蒲原 宏
日本語の辞書を読む癖がついたのは海軍軍医時代の76年前、戦闘航空隊付で鹿児島県串良基地勤務時代。虫垂炎患者の手術で鹿屋基地に出張し、久しぶりに町中を歩いたら小さな書店があった。書棚にはほとんど本がなかったが新村出編『言苑』が1冊鎮座していたので買って帰った。辞書なので司令官の許可はいらなかった。軍隊では私物の書物は検閲許可が必要な時代。俳句歳時記でも検閲許可が必要だった。活字に飢えていたので暇があると『言苑』の頁を追って読み、文字の飢えを癒していた。戦後、大学の研究室でも欧文・和文の文献を読むのに飽きると『広辞林』と『広辞苑』の各頁追って両者の解説の違いを比較してみるのが閑つぶしであり、楽しみでもあった。
この癖が病膏肓に入って辞書の改訂ごとに買い集めることになってしまった。岩波の『広辞苑』は7版、『広辞林』は『大辞林』と三省堂が改稱し5版、書架に同名の辞書がずらりと並ぶ。改版ごとに誤りが訂正されているかを点検するのも楽しみの一つ。例えば『広辞苑』で「匂ひ」を「匂」、画家「絵金」の項で「姓は弘瀬」とあるべきが「姓は廣瀬」、「スウェーデン体操」の項で創始者の名「スウェーデン人リング(P.H.Ling 1776~1839)」とあるべきが、「P.H.Ring 1776~1839」と昭和30年(1955)の初版での誤植が令和元年(2019)、64年後の7版でも訂正されていない。リングの場合は第2次大戦直後に出たEncyclopedia Britanicaの誤植記事をそのまま抄訳していることを確かめ得た。
その他にもあるが「広辞苑によれば云々」の引用もあやしくなる。次回改訂にあたって総点検する必要がある。
出版界の頂点に立つ岩波書店の代表的出版物の辞書においてもこの様な手抜かりが長年にわたって反省なく行われているが、最近の出版辞書類は引用するにあたって慎重にならざるを得ない。

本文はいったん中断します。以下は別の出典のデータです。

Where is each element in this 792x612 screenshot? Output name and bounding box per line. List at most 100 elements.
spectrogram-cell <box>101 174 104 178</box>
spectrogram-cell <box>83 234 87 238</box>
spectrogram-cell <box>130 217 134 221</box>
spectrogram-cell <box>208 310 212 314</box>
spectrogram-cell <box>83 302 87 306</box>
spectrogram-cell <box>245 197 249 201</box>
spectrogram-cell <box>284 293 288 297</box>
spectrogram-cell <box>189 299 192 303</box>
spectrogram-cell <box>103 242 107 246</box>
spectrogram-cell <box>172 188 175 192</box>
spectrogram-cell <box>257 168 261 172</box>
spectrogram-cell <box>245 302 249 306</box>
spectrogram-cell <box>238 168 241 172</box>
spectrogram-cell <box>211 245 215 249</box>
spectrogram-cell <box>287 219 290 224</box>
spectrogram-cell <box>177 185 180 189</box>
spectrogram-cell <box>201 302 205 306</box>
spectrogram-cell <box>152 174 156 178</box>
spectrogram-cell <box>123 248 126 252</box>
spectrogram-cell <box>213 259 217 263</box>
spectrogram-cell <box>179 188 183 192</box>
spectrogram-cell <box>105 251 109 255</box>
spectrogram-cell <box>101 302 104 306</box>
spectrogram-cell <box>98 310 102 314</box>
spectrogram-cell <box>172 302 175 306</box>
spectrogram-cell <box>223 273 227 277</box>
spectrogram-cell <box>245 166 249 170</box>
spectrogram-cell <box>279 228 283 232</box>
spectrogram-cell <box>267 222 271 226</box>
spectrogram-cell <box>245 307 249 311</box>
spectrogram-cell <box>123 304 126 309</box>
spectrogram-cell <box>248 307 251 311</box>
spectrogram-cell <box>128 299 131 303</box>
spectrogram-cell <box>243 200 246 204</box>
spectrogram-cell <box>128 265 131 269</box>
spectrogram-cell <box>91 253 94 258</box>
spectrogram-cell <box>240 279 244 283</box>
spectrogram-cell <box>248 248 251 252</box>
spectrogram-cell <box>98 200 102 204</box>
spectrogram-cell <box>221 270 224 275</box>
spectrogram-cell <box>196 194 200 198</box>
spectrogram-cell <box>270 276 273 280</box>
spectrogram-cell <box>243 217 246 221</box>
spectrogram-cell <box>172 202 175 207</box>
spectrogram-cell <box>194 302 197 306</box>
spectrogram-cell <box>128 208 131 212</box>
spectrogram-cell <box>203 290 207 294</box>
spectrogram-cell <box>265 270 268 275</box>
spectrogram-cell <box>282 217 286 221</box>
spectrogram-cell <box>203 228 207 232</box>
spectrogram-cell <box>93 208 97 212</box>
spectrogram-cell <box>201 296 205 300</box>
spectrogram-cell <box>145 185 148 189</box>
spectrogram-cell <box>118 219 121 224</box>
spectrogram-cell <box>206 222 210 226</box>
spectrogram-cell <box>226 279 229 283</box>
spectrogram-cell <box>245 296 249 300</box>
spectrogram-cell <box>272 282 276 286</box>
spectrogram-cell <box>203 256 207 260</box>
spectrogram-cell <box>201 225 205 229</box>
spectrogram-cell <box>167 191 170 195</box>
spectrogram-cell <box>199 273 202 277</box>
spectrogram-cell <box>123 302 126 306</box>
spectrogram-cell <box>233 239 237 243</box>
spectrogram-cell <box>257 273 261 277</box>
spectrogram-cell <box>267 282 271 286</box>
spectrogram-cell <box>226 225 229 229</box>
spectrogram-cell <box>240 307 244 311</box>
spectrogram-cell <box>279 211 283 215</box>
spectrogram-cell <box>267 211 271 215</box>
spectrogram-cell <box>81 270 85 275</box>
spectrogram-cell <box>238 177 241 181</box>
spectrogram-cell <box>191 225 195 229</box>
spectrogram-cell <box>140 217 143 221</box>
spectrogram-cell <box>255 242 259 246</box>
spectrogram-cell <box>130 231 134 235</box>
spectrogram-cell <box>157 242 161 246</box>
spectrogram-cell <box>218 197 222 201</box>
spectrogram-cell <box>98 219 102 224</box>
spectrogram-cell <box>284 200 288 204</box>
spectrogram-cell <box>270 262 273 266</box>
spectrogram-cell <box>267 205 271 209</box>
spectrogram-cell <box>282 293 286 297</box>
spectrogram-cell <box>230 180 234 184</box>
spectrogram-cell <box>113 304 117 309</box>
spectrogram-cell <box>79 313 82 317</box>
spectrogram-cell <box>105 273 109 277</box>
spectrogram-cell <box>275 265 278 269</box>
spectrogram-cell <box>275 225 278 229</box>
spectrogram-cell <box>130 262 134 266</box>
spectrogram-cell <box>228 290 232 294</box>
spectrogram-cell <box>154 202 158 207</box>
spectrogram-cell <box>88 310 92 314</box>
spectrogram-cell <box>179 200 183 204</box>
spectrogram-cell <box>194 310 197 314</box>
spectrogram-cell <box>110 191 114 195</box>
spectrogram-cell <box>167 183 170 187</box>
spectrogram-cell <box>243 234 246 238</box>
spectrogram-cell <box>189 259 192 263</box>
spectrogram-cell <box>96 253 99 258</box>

特に人名辞典の記載についてそのことが言える様に思うのでその1例をあげて参考に供したい。
平成24年(2012)医学書院発行の『日本近現代医学人名事典』は泉孝英京都大学名誉教授の労作であり、大変便利で利用価値のある参考書であるが、筆者が身近に師事した故天兒民和九州大学名誉教授の記事について誤った記載があるので訂正をしておきたい。

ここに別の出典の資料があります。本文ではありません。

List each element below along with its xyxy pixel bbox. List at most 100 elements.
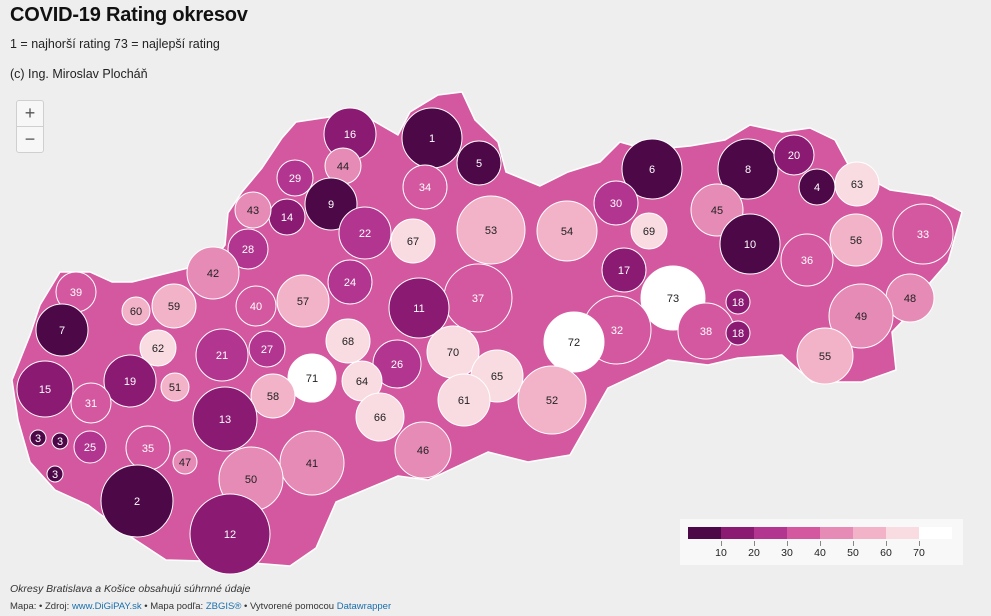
district-region[interactable] xyxy=(796,327,854,385)
district-rating-label: 45 xyxy=(711,205,723,217)
district-rating-label: 17 xyxy=(618,265,630,277)
map-link[interactable]: ZBGIS® xyxy=(205,601,242,612)
district-region[interactable] xyxy=(234,191,272,229)
district-rating-label: 28 xyxy=(242,244,254,256)
district-rating-label: 55 xyxy=(819,351,831,363)
district-region[interactable] xyxy=(192,386,258,452)
district-region[interactable] xyxy=(73,430,107,464)
district-rating-label: 20 xyxy=(788,150,800,162)
district-region[interactable] xyxy=(186,246,240,300)
district-region[interactable] xyxy=(327,259,373,305)
district-region[interactable] xyxy=(402,164,448,210)
legend: 10 20 30 40 50 60 70 xyxy=(680,519,963,565)
district-region[interactable] xyxy=(100,464,174,538)
district-region[interactable] xyxy=(70,382,112,424)
district-rating-label: 21 xyxy=(216,350,228,362)
district-region[interactable] xyxy=(325,318,371,364)
district-region[interactable] xyxy=(227,228,269,270)
district-region[interactable] xyxy=(601,247,647,293)
district-region[interactable] xyxy=(593,180,639,226)
district-rating-label: 41 xyxy=(306,458,318,470)
district-region[interactable] xyxy=(829,213,883,267)
district-region[interactable] xyxy=(517,365,587,435)
district-rating-label: 27 xyxy=(261,344,273,356)
district-rating-label: 34 xyxy=(419,182,431,194)
district-region[interactable] xyxy=(250,373,296,419)
district-region[interactable] xyxy=(725,320,751,346)
district-region[interactable] xyxy=(828,283,894,349)
district-rating-label: 50 xyxy=(245,474,257,486)
district-region[interactable] xyxy=(390,218,436,264)
district-rating-label: 62 xyxy=(152,343,164,355)
district-region[interactable] xyxy=(725,289,751,315)
districts-layer xyxy=(16,107,954,575)
legend-swatch xyxy=(721,527,754,539)
district-rating-label: 33 xyxy=(917,229,929,241)
district-rating-label: 3 xyxy=(52,469,58,481)
district-rating-label: 24 xyxy=(344,277,356,289)
district-rating-label: 53 xyxy=(485,225,497,237)
district-region[interactable] xyxy=(248,330,286,368)
district-rating-label: 22 xyxy=(359,228,371,240)
district-region[interactable] xyxy=(35,303,89,357)
district-region[interactable] xyxy=(719,213,781,275)
district-region[interactable] xyxy=(103,354,157,408)
district-region[interactable] xyxy=(139,329,177,367)
district-region[interactable] xyxy=(189,493,271,575)
district-rating-label: 36 xyxy=(801,255,813,267)
district-region[interactable] xyxy=(621,138,683,200)
district-rating-label: 18 xyxy=(732,297,744,309)
district-region[interactable] xyxy=(29,429,47,447)
district-rating-label: 70 xyxy=(447,347,459,359)
district-rating-label: 30 xyxy=(610,198,622,210)
district-region[interactable] xyxy=(276,274,330,328)
district-rating-label: 57 xyxy=(297,296,309,308)
district-region[interactable] xyxy=(235,285,277,327)
district-region[interactable] xyxy=(151,283,197,329)
district-region[interactable] xyxy=(16,360,74,418)
tool-link[interactable]: Datawrapper xyxy=(336,601,392,612)
legend-swatch xyxy=(787,527,820,539)
district-region[interactable] xyxy=(121,296,151,326)
district-region[interactable] xyxy=(172,449,198,475)
zoom-in-button[interactable]: + xyxy=(24,103,36,123)
legend-tick-label: 50 xyxy=(847,547,859,559)
legend-tick-label: 20 xyxy=(748,547,760,559)
district-region[interactable] xyxy=(355,392,405,442)
district-region[interactable] xyxy=(279,430,345,496)
district-rating-label: 69 xyxy=(643,226,655,238)
district-rating-label: 46 xyxy=(417,445,429,457)
district-region[interactable] xyxy=(276,159,314,197)
legend-tick-label: 70 xyxy=(913,547,925,559)
district-region[interactable] xyxy=(394,421,452,479)
district-region[interactable] xyxy=(195,328,249,382)
district-region[interactable] xyxy=(834,161,880,207)
district-rating-label: 29 xyxy=(289,173,301,185)
footer-created: • Vytvorené pomocou xyxy=(241,601,337,612)
district-region[interactable] xyxy=(773,134,815,176)
district-region[interactable] xyxy=(536,200,598,262)
legend-tick-mark xyxy=(886,541,887,546)
district-rating-label: 51 xyxy=(169,382,181,394)
district-region[interactable] xyxy=(338,206,392,260)
district-region[interactable] xyxy=(780,233,834,287)
district-region[interactable] xyxy=(543,311,605,373)
district-rating-label: 56 xyxy=(850,235,862,247)
district-region[interactable] xyxy=(287,353,337,403)
district-rating-label: 12 xyxy=(224,529,236,541)
source-link[interactable]: www.DiGiPAY.sk xyxy=(71,601,142,612)
district-region[interactable] xyxy=(51,432,69,450)
district-region[interactable] xyxy=(717,138,779,200)
district-region[interactable] xyxy=(456,195,526,265)
district-rating-label: 35 xyxy=(142,443,154,455)
district-region[interactable] xyxy=(892,203,954,265)
district-region[interactable] xyxy=(388,277,450,339)
district-region[interactable] xyxy=(160,372,190,402)
district-region[interactable] xyxy=(456,140,502,186)
district-region[interactable] xyxy=(437,373,491,427)
legend-swatch xyxy=(886,527,919,539)
district-region[interactable] xyxy=(46,465,64,483)
zoom-out-button[interactable]: − xyxy=(17,126,43,152)
district-region[interactable] xyxy=(630,212,668,250)
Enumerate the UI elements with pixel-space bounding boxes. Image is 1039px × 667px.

天兒民和 あまこたみかず 明治38年(1905)~平成7年(1995)89歳 整形外科 昭和5年九州帝大卒 整形外科入局(神中正一教授)、7年4月助手、8年10月講師、独逸留学(在外研究員)、10年7月~11年10月「ベルリン大学ゴホト教授に師事」は誤り。「ライプチッヒ大学シエーデ教授に師事」が正解。…天兒民恵(内科)の「長男」は誤り。「三男」が正しい。この名著にはまだ川崎病の発見者川崎富作(1925~2020)などの著名人など未載なので改訂版には上述の様な誤りは是非再調査の上訂正をし、より利用価値の高い医家人名辞書として後人に資してほしい。辞書を読む筆者の様な類の人間を楽しませてほしい。辞書を引くだけでなく読んでゆくと、年をとればとるほど、これほど飽きない手頃な読み物はないように思う。楽しみながら読む辞書は老医の脳の砥石のようにも思える。

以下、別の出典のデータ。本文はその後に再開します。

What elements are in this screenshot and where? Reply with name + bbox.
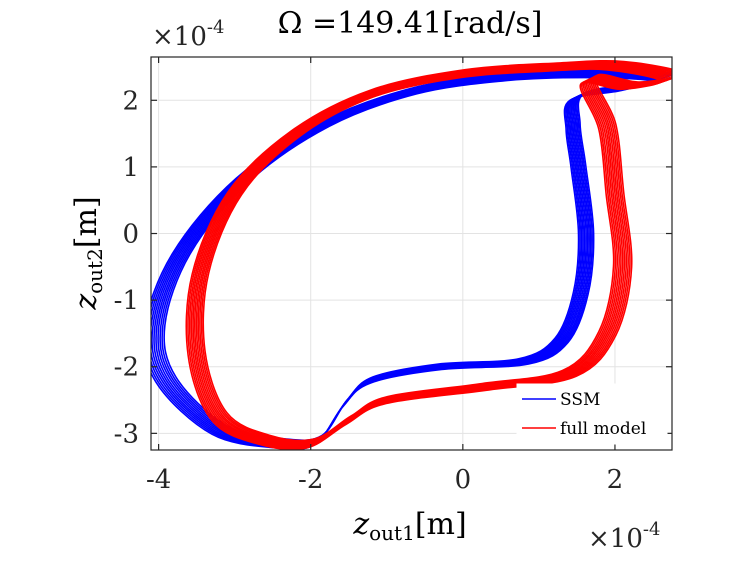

人間のやることだから辞書も「誤りの無い辞書は無い」と心得て辞書を使用すべきだと思っている。また、辞書は引きながら読み疑い比較すべきであるし、国語辞書でも2種類以上座右におく必要があると信じて21歳から98歳の現在まで、戦後76年間趣味の一つとして楽しんできた次第。